C’est vendredi après-midi à Burlington, le soleil brille et le fond de l’air est frais. Huit élèves de niveau secondaire sont assis à une table ronde dans la salle de classe aux couleurs vives de Mme Jodi Dobbie. Ils participent au programme Mountaineer mis en œuvre par le Halton District School Board (DSB) dans le cadre d’un programme de traitement de jour se tenant à l’école secondaire Lord Nelson de Burlington. Ce programme axé sur les objectifs s’adresse aux élèves âgés de 12 à 17 ans qui éprouvent des troubles sociaux, comportementaux et affectifs.

Mme Dobbie enseigne depuis neuf ans, dont huit au sein de ce programme. Elle aime la relation personnelle qu’elle entretient avec ses élèves, ce qui lui permet d’apprendre à les connaître, à les valoriser pour eux-mêmes et à leur enseigner sans vouloir les changer. Elle croit pouvoir ainsi faire preuve de plus de créativité dans sa démarche pédagogique. Cette philosophie, elle la partage avec de nombreux autres enseignants qui travaillent dans des établissements financés en vertu de l’article 23, qui porte sur les programmes d’éducation destinés aux élèves dans les établissements de soins ou de traitement, ou dans les services de garde et services correctionnels approuvés par le gouvernement.
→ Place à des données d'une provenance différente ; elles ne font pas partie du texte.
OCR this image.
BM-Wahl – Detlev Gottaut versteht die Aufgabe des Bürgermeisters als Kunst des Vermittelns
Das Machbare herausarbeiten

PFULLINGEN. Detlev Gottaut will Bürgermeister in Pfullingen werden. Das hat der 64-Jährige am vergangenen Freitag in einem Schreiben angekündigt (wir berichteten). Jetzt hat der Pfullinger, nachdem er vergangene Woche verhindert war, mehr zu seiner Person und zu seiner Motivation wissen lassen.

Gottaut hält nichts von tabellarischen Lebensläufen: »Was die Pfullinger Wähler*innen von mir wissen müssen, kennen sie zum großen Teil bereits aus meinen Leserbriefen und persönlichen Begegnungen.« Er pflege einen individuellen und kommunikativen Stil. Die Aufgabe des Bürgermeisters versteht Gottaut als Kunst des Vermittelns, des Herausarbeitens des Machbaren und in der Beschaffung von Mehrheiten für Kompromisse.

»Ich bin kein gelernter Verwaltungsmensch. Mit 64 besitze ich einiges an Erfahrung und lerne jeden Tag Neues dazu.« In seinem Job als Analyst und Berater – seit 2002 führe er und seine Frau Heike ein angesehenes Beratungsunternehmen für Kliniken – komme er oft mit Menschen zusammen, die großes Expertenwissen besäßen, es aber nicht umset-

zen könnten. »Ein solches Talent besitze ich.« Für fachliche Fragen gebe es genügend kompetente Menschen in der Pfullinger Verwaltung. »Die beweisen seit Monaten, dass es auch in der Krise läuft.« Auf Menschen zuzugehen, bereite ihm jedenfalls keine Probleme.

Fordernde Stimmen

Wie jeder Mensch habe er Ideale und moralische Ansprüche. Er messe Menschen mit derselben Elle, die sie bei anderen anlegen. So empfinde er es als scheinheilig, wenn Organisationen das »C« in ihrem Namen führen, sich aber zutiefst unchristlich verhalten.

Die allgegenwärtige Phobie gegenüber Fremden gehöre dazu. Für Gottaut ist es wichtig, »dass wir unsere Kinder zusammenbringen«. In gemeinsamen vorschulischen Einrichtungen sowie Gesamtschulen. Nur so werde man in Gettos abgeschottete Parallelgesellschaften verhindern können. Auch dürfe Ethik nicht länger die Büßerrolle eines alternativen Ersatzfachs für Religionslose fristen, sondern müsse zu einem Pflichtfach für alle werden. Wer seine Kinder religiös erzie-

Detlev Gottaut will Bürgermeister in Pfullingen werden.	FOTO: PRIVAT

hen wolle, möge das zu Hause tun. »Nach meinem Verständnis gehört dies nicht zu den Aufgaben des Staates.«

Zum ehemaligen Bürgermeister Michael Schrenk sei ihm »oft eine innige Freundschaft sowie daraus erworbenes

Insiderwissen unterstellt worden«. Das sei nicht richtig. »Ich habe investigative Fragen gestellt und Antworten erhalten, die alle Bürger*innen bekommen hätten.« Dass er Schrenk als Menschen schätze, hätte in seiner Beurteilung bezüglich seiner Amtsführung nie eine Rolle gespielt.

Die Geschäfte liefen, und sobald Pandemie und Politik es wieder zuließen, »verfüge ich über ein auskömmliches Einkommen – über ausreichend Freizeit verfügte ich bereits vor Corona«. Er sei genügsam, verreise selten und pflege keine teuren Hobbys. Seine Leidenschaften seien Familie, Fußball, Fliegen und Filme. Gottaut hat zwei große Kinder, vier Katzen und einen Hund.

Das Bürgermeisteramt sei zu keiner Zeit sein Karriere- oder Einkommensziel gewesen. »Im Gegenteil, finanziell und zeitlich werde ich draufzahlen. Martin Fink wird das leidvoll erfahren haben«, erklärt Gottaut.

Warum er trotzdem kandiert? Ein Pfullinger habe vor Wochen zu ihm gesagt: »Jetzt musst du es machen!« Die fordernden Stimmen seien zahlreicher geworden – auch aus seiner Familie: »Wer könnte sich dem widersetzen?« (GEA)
Denis Desjardins, qui enseigne depuis peu cette année au centre de traitement de l’école élémentaire catholique Sainte-Madeleine de Toronto, est aussi d’avis que de petites classes et un programme axé sur l’élève procurent une expérience d’apprentissage très positive tant pour lui que pour ses élèves.

«J’ai énormément appris des travailleurs sociaux ici», dit-il, en faisant remarquer que les «petites choses» font une grande différence et pourraient s’avérer utiles dans n’importe quelle classe.

M. Desjardins a recours au système habituel de récompenses (comme du temps consacré à l’ordinateur ou à faire une activité que l’élève aime tout particulièrement), mais il offre aussi de nombreux signes de renforcement visuels, comme de petites images au coin du bureau des élèves, des étoiles ou des points de couleur dans leur cahier, ainsi que des tableaux et des diagrammes sur les murs.

«Il faut des programmes qui contribuent à améliorer l’expérience des élèves et à modifier leurs attitudes.»

Denis Desjardins enseigne au centre de traitement de l’école élémentaire catholique Sainte-Madeleine, à Toronto.

«Il faut être patient, créatif et rigoureux, commente-t-il. Il faut démontrer de la compassion envers ces élèves.» Sainte-Madeleine offre une formation scolaire et des soins aux enfants âgés de 6 à 12 ans qui connaissent des troubles affectifs, sociaux et comportementaux.

Tant au niveau élémentaire que secondaire, il arrive que des élèves participent à de tels programmes en raison de troubles de santé mentale qui sont souvent combinés avec des difficultés d’apprentissage. Bon nombre d’entre eux ont manqué beaucoup d’école. Pour atteindre leurs objectifs scolaires, ils doivent d’abord régler leurs troubles de santé mentale. Les enseignants travaillent en collaboration avec une équipe de spécialistes en vue d’aider les élèves à apprendre à gérer leur stress et leur anxiété, à développer leurs habiletés d’adaptation, à devenir responsables et autonomes, et à renforcer les liens avec leur famille et leurs amis.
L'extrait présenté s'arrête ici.